Entrevista:O Estado inteligente

segunda-feira, outubro 09, 2006

Decisão irresponsável

Tão brutais serão suas conseqüências negativas para as finanças públicas que provavelmente nem mesmo os autores das propostas aprovadas há dias pela Comissão Mista Especial do Congresso que cuida do salário mínimo - entre as quais uma regra permanente para o aumento real do mínimo - acreditam que elas passarão pelo plenário do Senado e da Câmara. Mesmo assim, espanta o contribuinte e o eleitor consciente o fato de essas propostas terem sido aprovadas pela comissão, formada por deputados e senadores de todos os partidos, da base governista e da oposição, sem que nenhuma voz tenha se levantado contra elas.

Como se vivessem no mundo da fantasia - ou da irresponsabilidade estimulada pelo desejo de agradar aos eleitores a qualquer preço -, os membros da comissão mista aprovaram uma lista de generosidades inalcançáveis nas condições atuais do País. Uma delas é o aumento real do salário mínimo - isto é, acima da inflação -, correspondente a duas vezes o crescimento do PIB brasileiro. Por essa regra, se o PIB crescer 3,5% neste ano, em 2007 o mínimo terá aumento real de 7%. Se, como é desejo de todos, crescer mais depressa, algo como 5%, o mínimo terá aumento real de 10%.

Outra medida aprovada pela comissão mista é o aumento de todos os benefícios previdenciários, qualquer que seja seu valor, pelo mesmo índice que for aplicado ao salário mínimo. Atualmente, essa regra vale apenas para os que ganham um salário mínimo; para os que recebem benefícios de valor mais alto, o reajuste é bem menor.

Ainda na área da Previdência, a comissão aprovou uma proposta de emenda constitucional pela qual os que ingressam no mercado de trabalho só poderão se aposentar com idade mínima de 60 anos e após 35 anos de contribuição, se for homem, ou 55 anos de idade e 30 de contribuição, no caso da mulher. Em compensação, foi proposto o fim do fator previdenciário, que calcula o valor do benefício com base na expectativa de vida e desestimula a aposentadoria precoce.
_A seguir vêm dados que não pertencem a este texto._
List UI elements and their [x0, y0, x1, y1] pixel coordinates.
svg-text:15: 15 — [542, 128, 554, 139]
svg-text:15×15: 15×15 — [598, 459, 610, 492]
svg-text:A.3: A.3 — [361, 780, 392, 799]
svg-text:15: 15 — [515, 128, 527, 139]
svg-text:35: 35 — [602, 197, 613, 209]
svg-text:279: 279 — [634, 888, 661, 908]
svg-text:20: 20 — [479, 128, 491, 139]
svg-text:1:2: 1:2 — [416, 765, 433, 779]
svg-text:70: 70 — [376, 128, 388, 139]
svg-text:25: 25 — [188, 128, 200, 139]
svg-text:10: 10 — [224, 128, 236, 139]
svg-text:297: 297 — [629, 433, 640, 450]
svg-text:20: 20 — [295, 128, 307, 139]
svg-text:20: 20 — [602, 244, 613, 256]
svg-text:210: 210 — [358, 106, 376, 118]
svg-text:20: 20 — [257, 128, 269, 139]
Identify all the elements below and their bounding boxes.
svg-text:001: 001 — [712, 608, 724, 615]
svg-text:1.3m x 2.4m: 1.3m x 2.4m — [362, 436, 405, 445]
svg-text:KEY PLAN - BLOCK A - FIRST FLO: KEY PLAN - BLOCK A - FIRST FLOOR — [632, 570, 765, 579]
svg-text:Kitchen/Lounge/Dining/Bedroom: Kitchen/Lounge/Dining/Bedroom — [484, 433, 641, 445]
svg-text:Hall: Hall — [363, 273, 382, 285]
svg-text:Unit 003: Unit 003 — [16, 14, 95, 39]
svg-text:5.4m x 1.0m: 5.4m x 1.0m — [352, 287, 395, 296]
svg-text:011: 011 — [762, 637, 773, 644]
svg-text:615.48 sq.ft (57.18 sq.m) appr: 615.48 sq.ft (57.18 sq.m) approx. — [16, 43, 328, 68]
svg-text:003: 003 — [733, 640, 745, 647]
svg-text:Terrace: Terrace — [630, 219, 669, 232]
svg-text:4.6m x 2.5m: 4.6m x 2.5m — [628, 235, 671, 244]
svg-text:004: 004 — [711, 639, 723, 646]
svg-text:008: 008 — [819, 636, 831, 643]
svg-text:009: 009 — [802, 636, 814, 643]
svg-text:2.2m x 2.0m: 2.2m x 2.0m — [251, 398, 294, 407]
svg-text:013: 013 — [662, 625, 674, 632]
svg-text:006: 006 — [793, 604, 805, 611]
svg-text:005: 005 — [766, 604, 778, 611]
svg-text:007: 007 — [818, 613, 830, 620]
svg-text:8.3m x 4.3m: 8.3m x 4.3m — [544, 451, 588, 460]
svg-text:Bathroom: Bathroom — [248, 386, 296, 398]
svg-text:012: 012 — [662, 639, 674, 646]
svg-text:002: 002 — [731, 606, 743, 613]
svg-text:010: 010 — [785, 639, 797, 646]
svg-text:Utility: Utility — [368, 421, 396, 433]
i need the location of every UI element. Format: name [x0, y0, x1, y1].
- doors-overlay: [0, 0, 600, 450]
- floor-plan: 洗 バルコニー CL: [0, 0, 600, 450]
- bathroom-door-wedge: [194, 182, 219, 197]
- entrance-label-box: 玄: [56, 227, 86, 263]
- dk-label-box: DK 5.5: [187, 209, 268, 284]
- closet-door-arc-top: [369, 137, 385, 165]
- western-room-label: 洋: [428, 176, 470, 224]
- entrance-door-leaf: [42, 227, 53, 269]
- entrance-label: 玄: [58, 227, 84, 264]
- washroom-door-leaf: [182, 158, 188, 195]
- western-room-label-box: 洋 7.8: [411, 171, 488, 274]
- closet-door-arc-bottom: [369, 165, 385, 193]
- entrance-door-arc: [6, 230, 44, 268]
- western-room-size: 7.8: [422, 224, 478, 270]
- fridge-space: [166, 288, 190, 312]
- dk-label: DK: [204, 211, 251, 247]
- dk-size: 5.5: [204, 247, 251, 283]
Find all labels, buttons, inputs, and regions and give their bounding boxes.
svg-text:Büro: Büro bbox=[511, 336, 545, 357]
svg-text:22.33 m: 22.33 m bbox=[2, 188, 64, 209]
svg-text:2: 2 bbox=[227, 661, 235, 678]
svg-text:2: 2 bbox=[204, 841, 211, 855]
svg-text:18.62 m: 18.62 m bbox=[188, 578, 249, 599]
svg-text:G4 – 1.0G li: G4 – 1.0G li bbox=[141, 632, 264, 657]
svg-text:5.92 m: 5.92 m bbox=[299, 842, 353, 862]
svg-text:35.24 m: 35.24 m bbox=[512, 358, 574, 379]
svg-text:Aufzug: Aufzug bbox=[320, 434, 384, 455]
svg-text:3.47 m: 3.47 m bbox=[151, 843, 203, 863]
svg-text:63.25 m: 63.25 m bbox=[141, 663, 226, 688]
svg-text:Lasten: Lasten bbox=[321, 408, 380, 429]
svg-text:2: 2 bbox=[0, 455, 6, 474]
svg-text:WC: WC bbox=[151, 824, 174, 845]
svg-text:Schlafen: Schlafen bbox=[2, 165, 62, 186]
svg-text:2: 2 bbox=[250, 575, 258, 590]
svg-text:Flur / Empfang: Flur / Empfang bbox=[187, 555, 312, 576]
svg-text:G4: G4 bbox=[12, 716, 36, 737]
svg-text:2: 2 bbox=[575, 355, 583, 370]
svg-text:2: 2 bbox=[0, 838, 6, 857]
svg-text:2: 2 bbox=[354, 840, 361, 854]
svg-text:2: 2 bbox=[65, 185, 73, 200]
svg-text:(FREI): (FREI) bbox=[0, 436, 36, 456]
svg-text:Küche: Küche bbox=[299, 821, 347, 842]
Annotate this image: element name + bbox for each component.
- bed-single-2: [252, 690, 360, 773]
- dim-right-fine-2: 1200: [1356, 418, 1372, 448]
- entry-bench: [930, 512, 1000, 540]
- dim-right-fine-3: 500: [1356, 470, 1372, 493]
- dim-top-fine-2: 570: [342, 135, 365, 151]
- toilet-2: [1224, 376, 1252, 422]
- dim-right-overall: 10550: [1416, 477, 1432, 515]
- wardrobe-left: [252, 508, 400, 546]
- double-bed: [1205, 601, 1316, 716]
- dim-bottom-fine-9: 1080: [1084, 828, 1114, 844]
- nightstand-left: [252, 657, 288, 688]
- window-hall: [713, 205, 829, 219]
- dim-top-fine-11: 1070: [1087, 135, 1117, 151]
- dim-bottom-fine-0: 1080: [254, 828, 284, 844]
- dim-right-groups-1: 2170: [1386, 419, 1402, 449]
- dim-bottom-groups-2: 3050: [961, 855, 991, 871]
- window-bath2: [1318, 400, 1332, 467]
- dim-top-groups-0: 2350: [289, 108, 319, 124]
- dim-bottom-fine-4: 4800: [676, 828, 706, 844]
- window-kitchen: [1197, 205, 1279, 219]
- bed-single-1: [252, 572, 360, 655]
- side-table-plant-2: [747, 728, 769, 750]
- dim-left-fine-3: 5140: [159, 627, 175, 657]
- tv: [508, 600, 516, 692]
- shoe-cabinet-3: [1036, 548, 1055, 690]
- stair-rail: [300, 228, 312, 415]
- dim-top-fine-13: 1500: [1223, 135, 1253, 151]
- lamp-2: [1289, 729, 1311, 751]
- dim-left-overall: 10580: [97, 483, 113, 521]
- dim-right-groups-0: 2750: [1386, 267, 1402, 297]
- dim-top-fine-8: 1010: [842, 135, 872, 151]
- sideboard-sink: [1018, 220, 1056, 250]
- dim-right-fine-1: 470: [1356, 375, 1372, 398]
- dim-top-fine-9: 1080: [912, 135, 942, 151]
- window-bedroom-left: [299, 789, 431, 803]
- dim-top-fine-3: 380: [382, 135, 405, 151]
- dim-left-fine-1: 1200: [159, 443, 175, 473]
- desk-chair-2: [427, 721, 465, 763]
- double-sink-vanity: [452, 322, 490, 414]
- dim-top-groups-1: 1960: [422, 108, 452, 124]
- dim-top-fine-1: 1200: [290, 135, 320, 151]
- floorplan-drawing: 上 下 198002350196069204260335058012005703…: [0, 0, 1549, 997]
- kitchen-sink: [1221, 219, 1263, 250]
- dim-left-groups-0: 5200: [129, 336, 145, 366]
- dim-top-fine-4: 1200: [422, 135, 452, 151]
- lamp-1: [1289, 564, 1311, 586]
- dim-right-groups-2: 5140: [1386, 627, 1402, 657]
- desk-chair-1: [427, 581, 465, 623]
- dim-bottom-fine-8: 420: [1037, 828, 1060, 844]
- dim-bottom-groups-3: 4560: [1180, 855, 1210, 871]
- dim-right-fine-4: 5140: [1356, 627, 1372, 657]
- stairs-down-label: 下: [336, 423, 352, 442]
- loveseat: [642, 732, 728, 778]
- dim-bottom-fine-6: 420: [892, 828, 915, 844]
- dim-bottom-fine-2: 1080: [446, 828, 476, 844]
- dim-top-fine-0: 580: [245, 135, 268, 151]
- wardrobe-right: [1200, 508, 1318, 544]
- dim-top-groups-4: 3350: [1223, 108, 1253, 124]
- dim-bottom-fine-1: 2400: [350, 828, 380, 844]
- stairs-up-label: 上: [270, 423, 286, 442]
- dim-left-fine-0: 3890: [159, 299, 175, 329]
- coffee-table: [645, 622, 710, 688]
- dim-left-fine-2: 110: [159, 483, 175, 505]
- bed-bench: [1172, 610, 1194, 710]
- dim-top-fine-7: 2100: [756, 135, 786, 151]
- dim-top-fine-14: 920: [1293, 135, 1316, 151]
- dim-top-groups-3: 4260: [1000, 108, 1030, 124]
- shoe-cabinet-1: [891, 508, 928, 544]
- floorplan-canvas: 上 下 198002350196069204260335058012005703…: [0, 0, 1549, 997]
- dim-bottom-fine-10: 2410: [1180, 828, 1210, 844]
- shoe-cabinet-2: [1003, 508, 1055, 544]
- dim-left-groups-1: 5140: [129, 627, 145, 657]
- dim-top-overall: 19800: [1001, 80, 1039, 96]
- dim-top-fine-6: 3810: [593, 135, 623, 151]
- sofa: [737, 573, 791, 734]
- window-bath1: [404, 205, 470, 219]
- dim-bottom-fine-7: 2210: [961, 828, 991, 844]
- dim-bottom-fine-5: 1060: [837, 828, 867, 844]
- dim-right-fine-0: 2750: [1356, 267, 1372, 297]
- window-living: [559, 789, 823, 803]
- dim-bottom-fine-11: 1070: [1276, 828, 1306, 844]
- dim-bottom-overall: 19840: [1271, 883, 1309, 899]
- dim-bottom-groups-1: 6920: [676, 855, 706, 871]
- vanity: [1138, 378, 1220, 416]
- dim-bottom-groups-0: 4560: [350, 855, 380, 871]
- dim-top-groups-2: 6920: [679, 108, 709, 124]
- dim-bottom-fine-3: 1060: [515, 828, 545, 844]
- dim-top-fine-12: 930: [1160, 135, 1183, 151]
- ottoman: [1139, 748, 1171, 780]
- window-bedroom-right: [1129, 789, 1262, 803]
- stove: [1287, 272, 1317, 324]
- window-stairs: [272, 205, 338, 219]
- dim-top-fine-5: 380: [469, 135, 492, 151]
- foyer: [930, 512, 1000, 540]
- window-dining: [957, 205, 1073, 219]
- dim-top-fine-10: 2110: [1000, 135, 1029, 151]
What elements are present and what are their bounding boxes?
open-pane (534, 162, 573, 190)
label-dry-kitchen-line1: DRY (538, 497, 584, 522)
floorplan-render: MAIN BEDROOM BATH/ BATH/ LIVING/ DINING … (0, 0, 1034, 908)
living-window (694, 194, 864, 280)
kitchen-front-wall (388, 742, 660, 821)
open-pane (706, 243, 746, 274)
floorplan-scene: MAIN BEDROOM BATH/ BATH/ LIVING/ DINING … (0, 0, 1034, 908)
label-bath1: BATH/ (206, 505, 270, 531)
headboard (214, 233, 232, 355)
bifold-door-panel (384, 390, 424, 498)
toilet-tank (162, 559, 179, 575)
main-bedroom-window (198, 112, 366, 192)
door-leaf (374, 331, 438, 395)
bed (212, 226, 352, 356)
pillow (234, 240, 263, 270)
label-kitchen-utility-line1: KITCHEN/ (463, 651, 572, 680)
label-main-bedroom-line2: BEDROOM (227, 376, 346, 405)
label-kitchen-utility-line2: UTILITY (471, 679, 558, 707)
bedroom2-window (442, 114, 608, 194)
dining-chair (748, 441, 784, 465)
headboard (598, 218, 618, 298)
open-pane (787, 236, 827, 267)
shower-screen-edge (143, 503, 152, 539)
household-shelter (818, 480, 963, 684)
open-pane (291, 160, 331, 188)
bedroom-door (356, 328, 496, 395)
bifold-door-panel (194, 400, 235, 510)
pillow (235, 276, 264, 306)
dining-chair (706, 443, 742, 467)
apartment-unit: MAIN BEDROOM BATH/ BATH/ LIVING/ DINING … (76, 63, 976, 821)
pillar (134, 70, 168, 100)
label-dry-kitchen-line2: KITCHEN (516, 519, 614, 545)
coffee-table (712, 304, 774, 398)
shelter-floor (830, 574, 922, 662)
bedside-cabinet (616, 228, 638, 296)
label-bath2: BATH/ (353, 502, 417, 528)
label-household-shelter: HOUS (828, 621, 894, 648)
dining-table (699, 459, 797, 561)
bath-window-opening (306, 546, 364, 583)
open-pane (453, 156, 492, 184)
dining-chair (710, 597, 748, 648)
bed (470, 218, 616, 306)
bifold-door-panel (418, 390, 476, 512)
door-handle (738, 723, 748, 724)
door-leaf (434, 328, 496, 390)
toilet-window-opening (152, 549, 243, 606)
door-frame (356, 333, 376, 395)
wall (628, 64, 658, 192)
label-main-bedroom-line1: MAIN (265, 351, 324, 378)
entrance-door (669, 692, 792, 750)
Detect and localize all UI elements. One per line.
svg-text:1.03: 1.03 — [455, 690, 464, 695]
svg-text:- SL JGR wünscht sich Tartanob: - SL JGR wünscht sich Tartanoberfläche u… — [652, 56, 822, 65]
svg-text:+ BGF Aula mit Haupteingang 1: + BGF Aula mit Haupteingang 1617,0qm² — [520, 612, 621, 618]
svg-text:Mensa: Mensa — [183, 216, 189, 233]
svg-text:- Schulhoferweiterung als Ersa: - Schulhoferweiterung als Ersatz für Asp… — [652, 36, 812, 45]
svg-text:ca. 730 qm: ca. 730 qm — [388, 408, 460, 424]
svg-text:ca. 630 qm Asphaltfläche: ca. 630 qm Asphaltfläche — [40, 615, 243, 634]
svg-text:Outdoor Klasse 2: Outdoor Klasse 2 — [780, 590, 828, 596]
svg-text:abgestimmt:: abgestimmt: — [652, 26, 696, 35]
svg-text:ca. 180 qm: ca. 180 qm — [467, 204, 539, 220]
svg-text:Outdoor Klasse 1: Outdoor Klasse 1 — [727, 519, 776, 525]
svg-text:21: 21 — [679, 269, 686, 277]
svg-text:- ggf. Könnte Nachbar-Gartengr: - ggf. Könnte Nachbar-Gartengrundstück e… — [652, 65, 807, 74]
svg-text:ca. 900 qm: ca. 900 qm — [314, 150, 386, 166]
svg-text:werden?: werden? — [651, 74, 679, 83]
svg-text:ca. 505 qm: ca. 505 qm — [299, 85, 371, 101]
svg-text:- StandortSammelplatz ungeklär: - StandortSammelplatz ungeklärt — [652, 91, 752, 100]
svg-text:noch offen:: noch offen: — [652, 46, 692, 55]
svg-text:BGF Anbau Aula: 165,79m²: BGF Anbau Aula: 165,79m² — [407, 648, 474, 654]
A segunda medida provavelmente anulará os efeitos benéficos da primeira sobre as contas da Previdência.

Com relação às receitas previdenciárias, a comissão aprovou a proposta de extinção da contribuição patronal de 20% sobre a folha de pagamentos, mas a substituiu pelo aumento da alíquota da Cofins de 7,6% para 10%, no caso das empresas que recolhem esse tributo pelo valor agregado.

É pouco provável que os congressistas tenham levado em conta o impacto dessas medidas, para as contas do governo e para as finanças dos contribuintes, antes de aprová-las. O economista Fábio Giambiagi, do Instituto de Pesquisa Econômica Aplicada (Ipea), calculou qual seria o efeito da correção dos benefícios previdenciários de acordo com as regras aprovadas pela comissão mista do Congresso e concluiu que elas são 'uma irresponsabilidade completa, que quebra o País'.

Se o PIB crescer ao ritmo de 3,5% por ano e se o número de aposentados aumentar na velocidade observada atualmente, daqui a dez anos as despesas do INSS terão passado do equivalente a 8% do PIB para 15,7% - praticamente dobrando como porcentagem do PIB. Se com as regras atuais, em que os benefícios mais altos são corrigidos por um índice menor do que o de reajuste do mínimo, a tendência do déficit previdenciário é de aumento contínuo, dá para imaginar como o rombo aumentará caso as despesas passem a crescer num ritmo muito mais rápido.

Para quem conhece a trajetória política e a atuação no Congresso do senador Paulo Paim (PT-RS), que não faz outra coisa senão propor o aumento real do salário mínimo, o fato de ele ter sido o relator dessas medidas explica muita coisa. Surpreendentemente realista, porém, Paim não acredita que haja tempo para, passado o segundo turno da eleição presidencial, o Congresso votar as medidas - são quatro projetos de lei e uma proposta de emenda constitucional - ainda este ano. Menos mal.

Mas, cedo ou tarde, o Congresso, em votações separadas no Senado e na Câmara, terá de decidir sobre elas. E não há a possibilidade de elas serem barradas nas comissões técnicas de cada uma das Casas. Elas vão direto a votação em plenário. Espera-se que o bom senso prevaleça nas votações.